During the month of October we performed more surgeries than ever in the recorded history of HAH.
Our staff crushed the previous record from April 2018 when we did 101 cases. (That was with the help of a high powered visiting team)
Last month we did 121 cases and these were all done by our own doctors and nurses. We did 63 ortho cases, 15 general surgery and the remainder mostly OB/Gyn. Now, in reality we have the capacity to do much more, but given the political situation in Haiti it is absolutely remarkable that our hospital is rising to new levels during these tumultuous times. Many other hospitals are barely functioning if at all. It is not easy to keep functioning when every bit of infrastructure around us is deteriorating. “Peyi Lok” or Operation Lockdown has been in full force throughout the country of Haiti this last month. Stores are mostly closed, public transportation is scarce, fuel is in short supply, utilities are even more unreliable than usual and gangsters have seized control of major thoroughfares.
Several times this past month we were down to just a few gallons of diesel fuel to keep our generators working.
But one way or another it all worked out.
The Lord’s blessing on our work here is palpable. Along with that I would like to put a big shout out to our staff who have kept working in spite of adversity. They have had to traverse burning roadblocks, avoid gunfire, and often come to work on foot due to lack of public transportation. Our head nurse had her phone robbed at gunpoint on her morning commute. The bandit held his gun to her chest on a busy street and told her to keep quiet and give him her phone. So she did.
It is impressive to see the commitment, unity and religious zeal that everyone has for the work at HAH. While strife outside our walls increases, stories of healing at HAH are multiplying.
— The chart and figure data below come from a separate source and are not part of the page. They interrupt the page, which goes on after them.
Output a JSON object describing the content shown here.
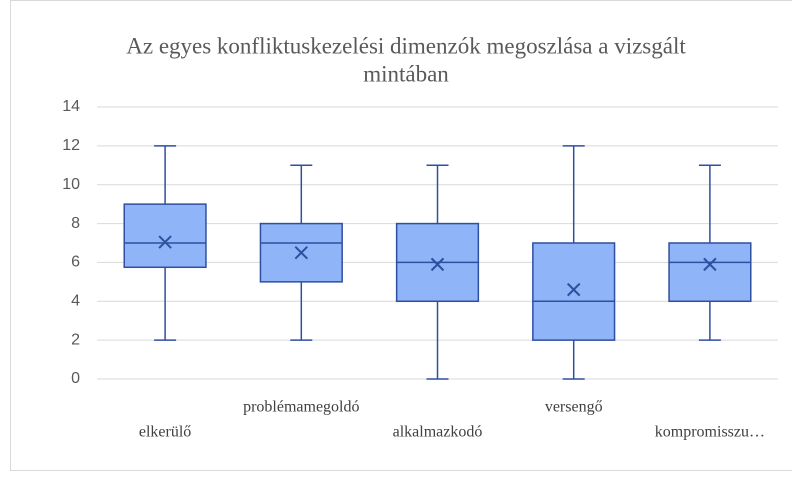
{
  "chart_data": {
    "type": "box",
    "title": [
      "Az egyes konfliktuskezelési dimenzók megoszlása a vizsgált",
      "mintában"
    ],
    "categories": [
      "elkerülő",
      "problémamegoldó",
      "alkalmazkodó",
      "versengő",
      "kompromisszu…"
    ],
    "boxes": [
      {
        "min": 2,
        "q1": 5.75,
        "median": 7,
        "q3": 9,
        "max": 12,
        "mean": 7.05
      },
      {
        "min": 2,
        "q1": 5,
        "median": 7,
        "q3": 8,
        "max": 11,
        "mean": 6.5
      },
      {
        "min": 0,
        "q1": 4,
        "median": 6,
        "q3": 8,
        "max": 11,
        "mean": 5.9
      },
      {
        "min": 0,
        "q1": 2,
        "median": 4,
        "q3": 7,
        "max": 12,
        "mean": 4.6
      },
      {
        "min": 2,
        "q1": 4,
        "median": 6,
        "q3": 7,
        "max": 11,
        "mean": 5.9
      }
    ],
    "color": "#8fb4f7",
    "edge_color": "#2f4f9f",
    "ylim": [
      0,
      14
    ],
    "yticks": [
      0,
      2,
      4,
      6,
      8,
      10,
      12,
      14
    ],
    "grid": true
  }
}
Credit does not only go to our OR staff but also to our administration and ancillary staff who do the behind the scenes work to source oxygen, fuel, food and other key supplies. The goal of the gangsters is to squeeze all commercial and government functions until the society implodes and the government steps down. This poses danger to the garbage truck dudes. Trash pickup lapsed for 4 weeks until Clarens our CFO was finally able to negotiate a deal with the city to haul off some rubbish. They came at 11pm on a Saturday night to do an undercover job in order to avoid the gangsters.
As one of the only fully functioning hospitals in Port au Prince, more and more people are coming to HAH during this humanitarian crisis. We are needed more than ever. Thanks to our staff, to our supporters and to God, HAH is setting new records.